First, go and check out Colleen Morgan’s fine study of Punk Archaeology in Aqueologia Publica 5 (2015): “Punk, DIY, and Anarchy in Archaeological Thought.” She unpacks the potential scope, history, and significance of punk archaeology by situating it within larger academic and social movements committed to social justice, DIY practice, and anarchy. She not only established the history of punk’s place within archaeology and academia, but provided some loose guidance for its future (as is only fitting). The only thing I would have added to the essay is that the book, Punk Archaeology, that came out of our 2013 conference was the inaugural volume for the Digital Press which took the notion of the zine and applied it to academic publishing. The book is both about punk, and punk in its publication. The co-editors collaborated throughout the publication process and participated in every aspect of the work from lay-out to copy editing, proof reading, and distribution. While the institutional affiliation of the The Digital Press probably distances it from being genuinely anarchic, an approach to publishing that intentionally challenges conventional organization of academic production and emphasizes the process as well as the product.

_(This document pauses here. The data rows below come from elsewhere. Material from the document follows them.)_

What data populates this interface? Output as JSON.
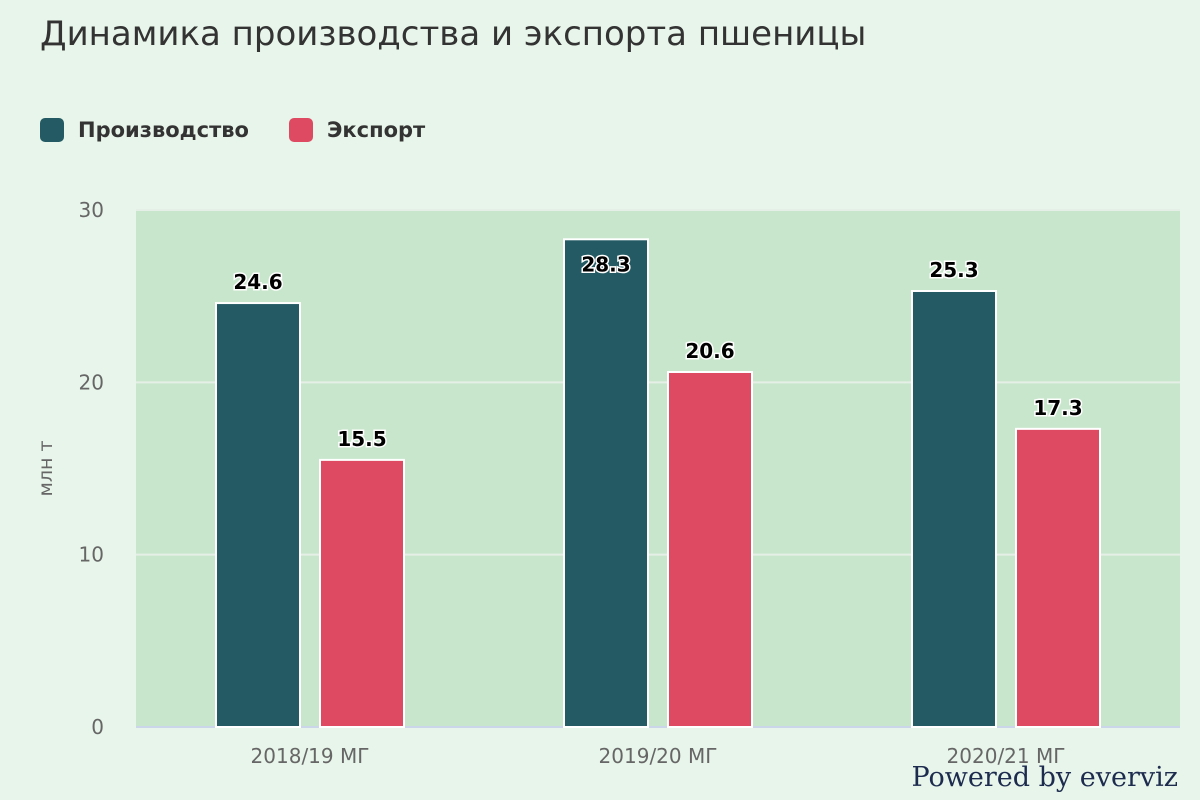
{
  "page": {
    "title": "Динамика производства и экспорта пшеницы",
    "credit": "Powered by everviz"
  },
  "colors": {
    "background": "#e8f5ea",
    "plot_background": "#c8e6cc",
    "series_production": "#235a63",
    "series_export": "#dd4a61",
    "grid": "#e6efe7",
    "axis_text": "#666666"
  },
  "legend": {
    "items": [
      {
        "label": "Производство",
        "color": "#235a63"
      },
      {
        "label": "Экспорт",
        "color": "#dd4a61"
      }
    ]
  },
  "chart_data": {
    "type": "bar",
    "title": "Динамика производства и экспорта пшеницы",
    "xlabel": "",
    "ylabel": "млн т",
    "categories": [
      "2018/19 МГ",
      "2019/20 МГ",
      "2020/21 МГ"
    ],
    "series": [
      {
        "name": "Производство",
        "values": [
          24.6,
          28.3,
          25.3
        ],
        "labels": [
          "24.6",
          "28.3",
          "25.3"
        ]
      },
      {
        "name": "Экспорт",
        "values": [
          15.5,
          20.6,
          17.3
        ],
        "labels": [
          "15.5",
          "20.6",
          "17.3"
        ]
      }
    ],
    "ylim": [
      0,
      30
    ],
    "yticks": [
      0,
      10,
      20,
      30
    ],
    "ytick_labels": [
      "0",
      "10",
      "20",
      "30"
    ],
    "grid": true,
    "legend_position": "top-left",
    "data_labels": true
  }
}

You should also go and check out Andrew Bevan’s very recent piece in Antiquity 89 (2015), “The Data Deluge”. In this short, but direct article, Bevan thinks critically about the quantity of data archaeological projects are producing and the limited tool kit that we currently deploy to understand that data. He urges archaeology as a discipline to both develop better tools for understanding archaeological data, and to think more critically about the data that we are producing.